Social Engineering Attacks
Before an attacker attempts to gain access
to a secured system, he must first know certain things about
the target system. The process of gathering information about
a target system, usually to find a way in, is known as foot
printing. Although an attacker often uses technology, he may
simply try to ask for the information. If the right person
asks, he or she will often get it all too easily.
A social engineering attack usually
involves an attacker impersonating a seemingly harmless person
to deceive company personnel to obtain information. Obtaining
that information may be the actual goal itself, or it may
be used to aid the attacker in penetrating a secured system.
The information can be a user ID, password, access code and
other type of sensitive information, but can also be information
that seems harmless to share. A company phoned by a student
conducting a survey about which operating systems and software
they use may actually be giving valuable information to a
malicious attacker. The motives of a social engineer are identical
to technology-based attacks; examples are money, politics,
curiosity, and terrorism. Malevolent competitors and ex-employees
who want to settle a score, sabotage a business, or steal
a company secret often use social engineering techniques to
reach their malicious goals.
A simple example of a social engineering
attack is an attacker calling the help desk of a company pretending
to be an employee who forgot his password.
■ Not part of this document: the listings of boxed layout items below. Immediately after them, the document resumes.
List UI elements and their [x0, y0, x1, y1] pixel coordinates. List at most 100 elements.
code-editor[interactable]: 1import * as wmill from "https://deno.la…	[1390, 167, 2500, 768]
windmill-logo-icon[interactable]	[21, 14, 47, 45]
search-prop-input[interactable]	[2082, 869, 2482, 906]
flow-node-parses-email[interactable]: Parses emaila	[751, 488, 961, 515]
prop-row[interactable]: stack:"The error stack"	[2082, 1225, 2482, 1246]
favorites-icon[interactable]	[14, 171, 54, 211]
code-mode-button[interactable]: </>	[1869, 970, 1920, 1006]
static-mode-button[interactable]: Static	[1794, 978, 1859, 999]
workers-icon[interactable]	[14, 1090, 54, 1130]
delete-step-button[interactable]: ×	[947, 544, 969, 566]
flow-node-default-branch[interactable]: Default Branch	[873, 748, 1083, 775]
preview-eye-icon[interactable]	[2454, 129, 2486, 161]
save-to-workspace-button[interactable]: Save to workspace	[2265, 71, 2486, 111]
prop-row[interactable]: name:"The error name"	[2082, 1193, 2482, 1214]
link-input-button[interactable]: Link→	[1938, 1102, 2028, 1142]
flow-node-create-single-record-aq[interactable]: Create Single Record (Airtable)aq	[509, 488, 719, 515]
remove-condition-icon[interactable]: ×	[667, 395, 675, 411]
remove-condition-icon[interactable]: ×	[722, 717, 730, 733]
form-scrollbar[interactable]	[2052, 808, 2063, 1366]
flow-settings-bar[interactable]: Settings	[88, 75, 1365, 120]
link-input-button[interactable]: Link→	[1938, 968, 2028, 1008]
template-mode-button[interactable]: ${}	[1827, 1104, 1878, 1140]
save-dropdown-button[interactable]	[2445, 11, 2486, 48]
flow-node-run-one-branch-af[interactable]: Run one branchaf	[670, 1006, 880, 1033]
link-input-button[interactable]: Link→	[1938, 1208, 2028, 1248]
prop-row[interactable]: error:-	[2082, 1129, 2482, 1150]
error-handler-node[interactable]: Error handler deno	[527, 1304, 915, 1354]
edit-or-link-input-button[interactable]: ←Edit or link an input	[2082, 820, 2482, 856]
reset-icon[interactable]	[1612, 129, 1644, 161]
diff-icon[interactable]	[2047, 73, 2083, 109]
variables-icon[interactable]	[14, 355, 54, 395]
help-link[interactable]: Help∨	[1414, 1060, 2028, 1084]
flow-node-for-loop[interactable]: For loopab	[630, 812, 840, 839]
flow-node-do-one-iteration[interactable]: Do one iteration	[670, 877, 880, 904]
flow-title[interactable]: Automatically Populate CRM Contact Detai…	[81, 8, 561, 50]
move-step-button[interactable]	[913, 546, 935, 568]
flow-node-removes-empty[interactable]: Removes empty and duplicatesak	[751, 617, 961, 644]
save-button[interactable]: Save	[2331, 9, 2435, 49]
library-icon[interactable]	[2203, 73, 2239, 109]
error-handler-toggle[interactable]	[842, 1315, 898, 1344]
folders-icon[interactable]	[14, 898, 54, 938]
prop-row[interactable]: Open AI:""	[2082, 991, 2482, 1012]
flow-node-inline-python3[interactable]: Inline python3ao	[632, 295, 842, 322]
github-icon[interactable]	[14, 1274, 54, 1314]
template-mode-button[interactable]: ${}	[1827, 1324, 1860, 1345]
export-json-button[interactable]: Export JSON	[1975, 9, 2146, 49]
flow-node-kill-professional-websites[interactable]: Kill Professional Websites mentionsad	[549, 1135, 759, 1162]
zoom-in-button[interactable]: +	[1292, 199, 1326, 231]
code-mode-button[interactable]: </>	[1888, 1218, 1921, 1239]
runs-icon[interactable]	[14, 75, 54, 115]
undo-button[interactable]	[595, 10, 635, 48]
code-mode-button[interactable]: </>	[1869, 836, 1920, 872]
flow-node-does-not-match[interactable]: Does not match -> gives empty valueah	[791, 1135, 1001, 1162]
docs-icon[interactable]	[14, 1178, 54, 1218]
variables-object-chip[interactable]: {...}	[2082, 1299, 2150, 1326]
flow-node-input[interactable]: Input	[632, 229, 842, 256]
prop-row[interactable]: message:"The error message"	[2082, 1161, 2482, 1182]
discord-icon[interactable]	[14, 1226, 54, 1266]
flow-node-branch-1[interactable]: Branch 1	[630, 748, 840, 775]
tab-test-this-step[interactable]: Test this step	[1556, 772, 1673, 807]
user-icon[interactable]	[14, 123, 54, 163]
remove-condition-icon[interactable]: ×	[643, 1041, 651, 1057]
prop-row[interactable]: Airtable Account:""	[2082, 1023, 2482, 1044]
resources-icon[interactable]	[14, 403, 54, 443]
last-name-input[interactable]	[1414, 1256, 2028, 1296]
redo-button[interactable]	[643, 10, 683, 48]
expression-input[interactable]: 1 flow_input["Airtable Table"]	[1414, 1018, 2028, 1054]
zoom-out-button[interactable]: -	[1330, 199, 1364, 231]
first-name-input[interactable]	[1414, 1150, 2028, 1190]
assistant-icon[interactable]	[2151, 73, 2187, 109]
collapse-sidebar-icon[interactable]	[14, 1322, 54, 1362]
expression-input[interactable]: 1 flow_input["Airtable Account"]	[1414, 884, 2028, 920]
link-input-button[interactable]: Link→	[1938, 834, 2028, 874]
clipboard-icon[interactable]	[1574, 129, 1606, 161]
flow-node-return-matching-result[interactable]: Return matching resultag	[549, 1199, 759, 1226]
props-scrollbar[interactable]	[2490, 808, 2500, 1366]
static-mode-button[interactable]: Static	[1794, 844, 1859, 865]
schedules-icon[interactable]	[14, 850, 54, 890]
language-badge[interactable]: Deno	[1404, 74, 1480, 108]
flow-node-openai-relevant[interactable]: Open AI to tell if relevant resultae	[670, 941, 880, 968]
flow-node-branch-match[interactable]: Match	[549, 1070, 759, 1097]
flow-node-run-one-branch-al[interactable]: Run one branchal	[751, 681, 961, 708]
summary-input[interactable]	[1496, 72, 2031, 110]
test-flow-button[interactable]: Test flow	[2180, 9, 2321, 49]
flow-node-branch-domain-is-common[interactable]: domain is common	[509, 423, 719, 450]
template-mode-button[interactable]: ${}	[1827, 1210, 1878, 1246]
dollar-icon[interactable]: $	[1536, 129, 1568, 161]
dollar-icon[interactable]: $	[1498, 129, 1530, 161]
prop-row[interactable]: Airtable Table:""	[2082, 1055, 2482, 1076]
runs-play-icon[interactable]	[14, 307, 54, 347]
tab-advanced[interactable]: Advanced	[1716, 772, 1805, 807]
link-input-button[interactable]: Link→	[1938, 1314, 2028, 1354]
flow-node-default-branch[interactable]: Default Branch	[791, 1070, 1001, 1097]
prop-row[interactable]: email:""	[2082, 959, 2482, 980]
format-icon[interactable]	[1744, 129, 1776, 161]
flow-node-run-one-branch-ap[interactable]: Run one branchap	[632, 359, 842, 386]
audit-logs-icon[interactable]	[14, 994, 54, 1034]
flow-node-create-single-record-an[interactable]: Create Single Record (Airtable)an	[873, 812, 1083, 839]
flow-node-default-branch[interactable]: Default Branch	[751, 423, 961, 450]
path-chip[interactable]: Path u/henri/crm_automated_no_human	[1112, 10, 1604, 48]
Social engineering
attacks are often more complicated cons that require careful
preparation, and acting and persuasion skills. A social engineer
collects bits and pieces of information that will lead him
to his goal, typically using its most valuable tool, a phone.
Calling a company and bluntly ask for the information may
alarm the employee on the other side of the phone and ruin
the entire attack before it really got started. So before
the attacker can persuade a victim to simply hand out information,
he needs to crawl into the skin of someone the victim will
gladly give the information to, someone who works in the same
company for example. To do that he needs to know the company’s
lingo, department structure, internal phone numbers, and anything
else that will make him an “insider”. Once the
attacker talks the talk, knows who to impersonate and who
to ask what, it is just a matter of asking the right questions
without raising any suspicion to get everything he wants.
Another method an attacker uses to gather
such information, and possibly even more sensitive information,
is dumpster diving. This term refers to going through
trash bins to search for papers with employee and department
names, administration codes, specifics about the companies
network environment, and other useful information. Information
that may seem worthless to most people, but may just be what
a social engineer needs to make himself seem trustworthy.
Social engineering is also a threat to physical security in
which case an attacker tries to gain physical access to for
example a building or office. An example frequently used in
movies is the so-called 10-attack; an attractive individual
distracts security personnel while an accomplice sneaks in.
An attacker may also try to mislead security personnel and
other employees by pretending to be a maintenance repairperson
or a bug exterminator for example.
Social engineers have found a relatively
new way to attempt to obtain sensitive information from naïve
people, without having to pay them a visit or call them by
phone: email. The attacker sends malicious e-mail messages
that seem to be legit and even have a valid sender address.
The message may contain a link that takes the victim to a
website that looks exactly like a site where he or she frequently
buys online products with a credit card number. Or the message
may seem to have been sent by the IT department, and includes
an attachment that is supposedly the latest anti-virus update
that must be installed immediately. In reality, the attachment
could be a Trojan horse creating a backdoor
for the attacker or logging keystrokes that are sent to the
attacker by e-mail. The best defense against social engineering
attacks by e-mail is using certificates for encrypting and
signing e-mail messages, allowing a recipient to positively
identify the sender.
Many companies acknowledged the necessity
of technology such as firewalls, intrusion detection systems,
and advanced authentication systems to secure their information.
However, this technology does not make them less vulnerable
to a savvy social engineer. It may actually lead to a false
sense of security, which may make them an even easier target.
To prevent successful social engineering attacks security
policies must be implemented and enforced. All
employees must be informed and trained to recognize and appropriately
respond to a potential social engineering attack.
One of the most important policies that should
be implemented is verification of requests. Not only the identity
of the requestor should be verified, but also the request
he or she is making. A simple method to verify the caller’s
ID is to call the person back at the phone number listed in
the company’s phone directory. If someone outside the
company asks for inside information, he or she should be forwarded
to a manager or the Information Security department. When
a copier maintenance person enters a building, the receptionist
should verify the appointment and ask for an ID.
By following some basic rules and using common
sense, most social engineering attacks can be prevented. It
is essential to educate employees about these types of attacks
and the methods of a social engineer, because in any security
system people are really the weakest link.